This Series and Parallel Resistance Calculator works out the total resistance of up to four resistors connected either in series or in parallel, which is one of the most common tasks in electronics and physics study. You enter the resistance of each resistor in ohms and choose the configuration, and the tool returns the combined resistance of the network. The rules are simple but easy to mix up. In a series circuit the same current flows through every resistor, so the resistances simply add together and the total is always larger than the biggest single resistor. In a parallel circuit the voltage across each resistor is the same, the current splits between the branches, and you add the reciprocals of each resistance then take the reciprocal of that sum, so the total is always smaller than the smallest single resistor. Students, hobbyists, electricians and engineers use this to size resistor networks, set voltage dividers, plan current limiting and check circuit designs before building them. A few tips keep your answers trustworthy. Leave any unused resistor inputs at zero in series mode, since adding zero changes nothing, and avoid entering zero in parallel mode because a zero ohm branch is a short circuit and makes the maths blow up. Keep your units consistent, converting kilohms and megohms to ohms first, and remember that real resistors carry a tolerance, often 1 or 5 percent, so the measured value can differ from the nominal value you typed. Used this way the calculator gives a quick, dependable check that matches what your multimeter should read across the network.
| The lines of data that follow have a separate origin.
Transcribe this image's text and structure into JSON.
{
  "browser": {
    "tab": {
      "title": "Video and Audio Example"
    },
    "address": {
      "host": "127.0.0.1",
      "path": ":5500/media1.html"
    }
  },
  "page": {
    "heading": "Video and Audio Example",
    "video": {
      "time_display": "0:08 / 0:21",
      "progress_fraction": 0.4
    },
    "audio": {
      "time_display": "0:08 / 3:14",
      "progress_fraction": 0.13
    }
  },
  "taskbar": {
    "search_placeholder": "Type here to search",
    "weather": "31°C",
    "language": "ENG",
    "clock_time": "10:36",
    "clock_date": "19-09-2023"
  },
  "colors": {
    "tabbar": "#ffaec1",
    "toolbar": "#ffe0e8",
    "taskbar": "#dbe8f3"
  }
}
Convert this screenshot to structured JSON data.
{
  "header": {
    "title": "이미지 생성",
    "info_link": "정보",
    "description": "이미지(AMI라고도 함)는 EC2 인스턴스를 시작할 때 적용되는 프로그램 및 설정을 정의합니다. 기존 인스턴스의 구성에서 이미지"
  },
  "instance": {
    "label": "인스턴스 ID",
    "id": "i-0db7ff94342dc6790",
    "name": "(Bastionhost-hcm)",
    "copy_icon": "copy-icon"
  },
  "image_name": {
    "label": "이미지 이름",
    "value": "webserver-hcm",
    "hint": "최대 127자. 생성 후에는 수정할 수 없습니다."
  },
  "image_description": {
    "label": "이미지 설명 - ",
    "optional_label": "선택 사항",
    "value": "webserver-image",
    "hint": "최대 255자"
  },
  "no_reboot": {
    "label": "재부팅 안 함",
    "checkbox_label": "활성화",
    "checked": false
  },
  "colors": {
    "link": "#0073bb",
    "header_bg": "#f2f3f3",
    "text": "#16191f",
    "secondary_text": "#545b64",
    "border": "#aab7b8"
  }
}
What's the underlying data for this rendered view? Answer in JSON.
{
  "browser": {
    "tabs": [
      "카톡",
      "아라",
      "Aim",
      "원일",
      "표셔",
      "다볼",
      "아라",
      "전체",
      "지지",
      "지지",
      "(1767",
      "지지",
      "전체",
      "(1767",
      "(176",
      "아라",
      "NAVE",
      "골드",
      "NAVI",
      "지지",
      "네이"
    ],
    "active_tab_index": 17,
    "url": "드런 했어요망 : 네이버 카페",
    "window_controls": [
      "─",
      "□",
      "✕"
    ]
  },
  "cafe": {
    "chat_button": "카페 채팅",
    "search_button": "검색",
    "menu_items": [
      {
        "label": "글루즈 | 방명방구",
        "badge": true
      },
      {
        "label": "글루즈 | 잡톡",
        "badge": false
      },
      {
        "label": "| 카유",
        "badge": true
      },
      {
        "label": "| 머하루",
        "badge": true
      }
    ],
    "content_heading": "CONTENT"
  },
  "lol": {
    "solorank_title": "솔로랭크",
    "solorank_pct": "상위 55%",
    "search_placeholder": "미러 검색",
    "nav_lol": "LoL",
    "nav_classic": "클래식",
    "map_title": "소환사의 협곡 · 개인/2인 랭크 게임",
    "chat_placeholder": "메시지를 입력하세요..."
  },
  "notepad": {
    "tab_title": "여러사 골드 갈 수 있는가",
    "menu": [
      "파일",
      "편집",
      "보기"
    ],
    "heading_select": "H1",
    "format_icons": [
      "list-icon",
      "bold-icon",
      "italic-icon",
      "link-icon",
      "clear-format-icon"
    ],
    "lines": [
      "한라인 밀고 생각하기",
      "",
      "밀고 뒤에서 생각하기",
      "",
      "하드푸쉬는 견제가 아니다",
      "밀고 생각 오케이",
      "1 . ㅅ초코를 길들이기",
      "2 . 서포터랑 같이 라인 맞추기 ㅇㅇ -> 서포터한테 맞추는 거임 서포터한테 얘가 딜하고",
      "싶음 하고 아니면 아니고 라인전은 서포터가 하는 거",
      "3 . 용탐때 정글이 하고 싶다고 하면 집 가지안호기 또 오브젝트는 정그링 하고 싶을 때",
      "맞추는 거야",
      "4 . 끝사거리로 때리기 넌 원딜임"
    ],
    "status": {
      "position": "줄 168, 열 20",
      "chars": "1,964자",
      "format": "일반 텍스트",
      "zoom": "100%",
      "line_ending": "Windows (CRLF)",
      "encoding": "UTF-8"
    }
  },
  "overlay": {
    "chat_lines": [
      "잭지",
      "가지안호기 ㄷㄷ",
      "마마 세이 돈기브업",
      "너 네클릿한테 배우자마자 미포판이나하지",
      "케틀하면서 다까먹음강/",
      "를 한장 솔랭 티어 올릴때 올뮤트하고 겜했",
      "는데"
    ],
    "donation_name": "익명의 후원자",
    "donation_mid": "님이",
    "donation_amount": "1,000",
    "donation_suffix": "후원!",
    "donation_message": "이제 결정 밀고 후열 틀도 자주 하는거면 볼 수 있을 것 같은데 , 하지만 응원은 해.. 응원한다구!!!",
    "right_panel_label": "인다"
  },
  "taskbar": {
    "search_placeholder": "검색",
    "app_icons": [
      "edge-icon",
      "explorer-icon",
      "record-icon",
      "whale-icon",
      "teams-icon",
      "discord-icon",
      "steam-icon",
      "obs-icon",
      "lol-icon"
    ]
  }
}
Series total = R1 + R2 + R3 + R4. Parallel total = 1 / (1/R1 + 1/R2 + 1/R3 + 1/R4).
In series mode the calculator adds the four resistances together. In parallel mode it adds the reciprocal of each non zero resistance and takes the reciprocal of that sum. The parallel equivalent figure always shows the parallel result so you can compare both arrangements at a glance.
With resistors of 100, 220, 330 and 470 ohms in series, the total is 100 plus 220 plus 330 plus 470, which is 1120.00 ohm. The same four resistors in parallel give 50.75 ohm, much smaller than the smallest resistor.